You'll get a Mongo shell prompt and you can now continue the tutorial and insert some tasks using the command line (and be impressed by how quickly the web browser updates when you insert a records into the database).

You can now work through step 4 (Adding tasks with a form) and step 5 (Checking off and deleting tasks).

Step 6: Deploying your app - The good news is that what is in this step works. Your application will be deployed up to a meteor.com sub-domain for testing. The bad news is that it won't connect to your Compose database because the testing system doesn't support external databases. You'll be able to deploy and enjoy, but you'll have to select some other deployment route, be it your own server or a hosted cloud instance, to run your app on the Internet. The instructions for step 7, running your app on Android or iOS, will also work apart from where it suggests you point the mobile app to the server you haven't deployed.
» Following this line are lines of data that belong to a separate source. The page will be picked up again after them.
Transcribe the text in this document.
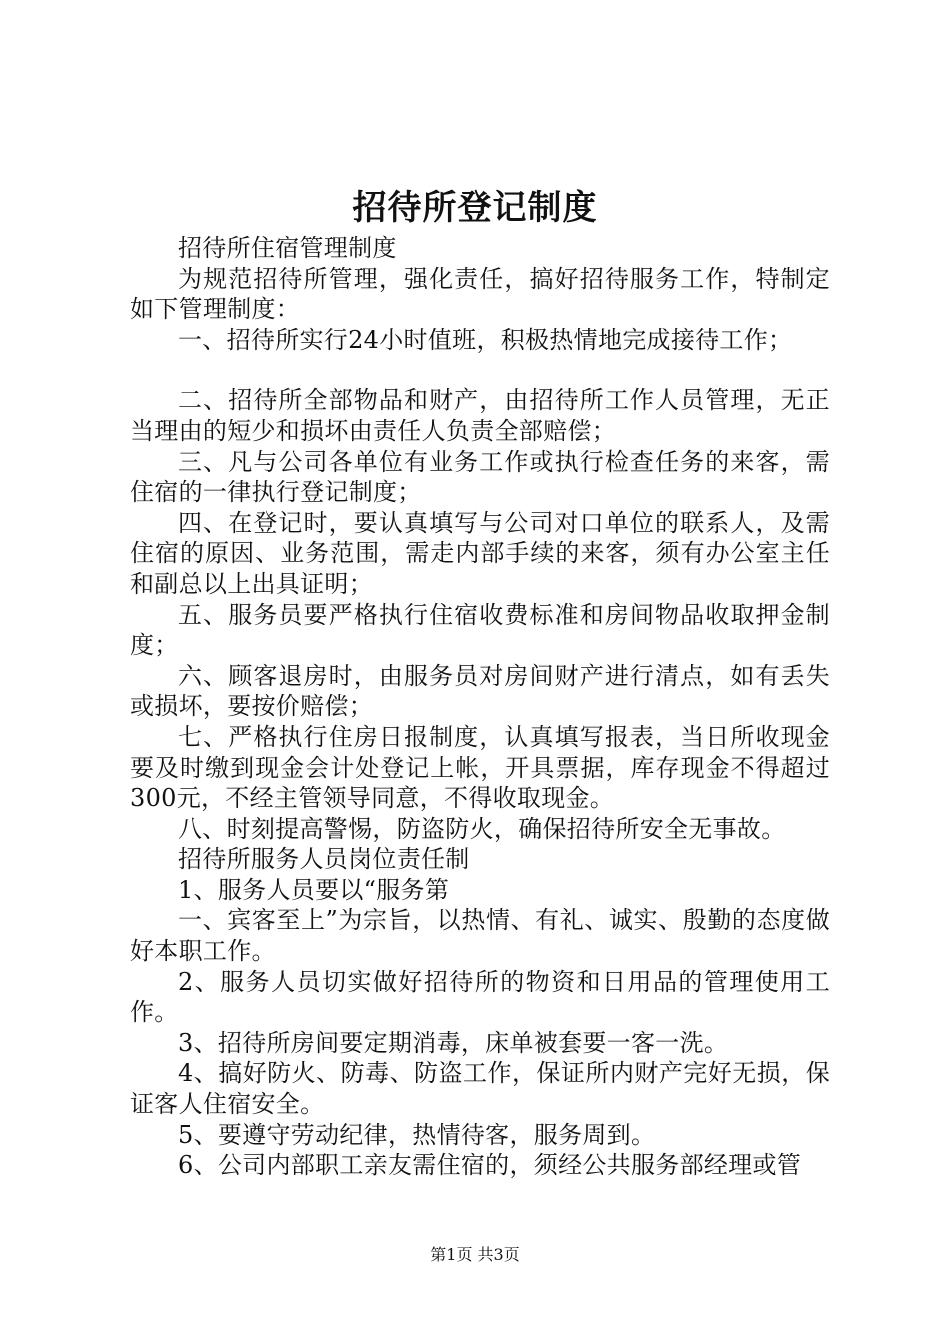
招待所登记制度

招待所住宿管理制度

为规范招待所管理，强化责任，搞好招待服务工作，特制定如下管理制度：

一、招待所实行24小时值班，积极热情地完成接待工作；

二、招待所全部物品和财产，由招待所工作人员管理，无正当理由的短少和损坏由责任人负责全部赔偿；

三、凡与公司各单位有业务工作或执行检查任务的来客，需住宿的一律执行登记制度；

四、在登记时，要认真填写与公司对口单位的联系人，及需住宿的原因、业务范围，需走内部手续的来客，须有办公室主任和副总以上出具证明；

五、服务员要严格执行住宿收费标准和房间物品收取押金制度；

六、顾客退房时，由服务员对房间财产进行清点，如有丢失或损坏，要按价赔偿；

七、严格执行住房日报制度，认真填写报表，当日所收现金要及时缴到现金会计处登记上帐，开具票据，库存现金不得超过300元，不经主管领导同意，不得收取现金。

八、时刻提高警惕，防盗防火，确保招待所安全无事故。

招待所服务人员岗位责任制

1、服务人员要以“服务第

一、宾客至上”为宗旨，以热情、有礼、诚实、殷勤的态度做好本职工作。

2、服务人员切实做好招待所的物资和日用品的管理使用工作。

3、招待所房间要定期消毒，床单被套要一客一洗。

4、搞好防火、防毒、防盗工作，保证所内财产完好无损，保证客人住宿安全。

5、要遵守劳动纪律，热情待客，服务周到。

6、公司内部职工亲友需住宿的，须经公共服务部经理或管

第1页 共3页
The final four steps, 8, 9, 10 and 11, need no intervention and you can work through them without changes. That'll bring you to the closing step 12 which directs you onto some of the other examples available and onwards to creating your own applications using Meteor. The additional steps that we have introduced here won't make any meaningful difference to how well the examples run until you start running a second Meteor server and get that talking to the MongoDB database too. By applying those changes from the start though you'll be ready to scale up from day one, just like Compose's Elastic Deployments of MongoDB already do.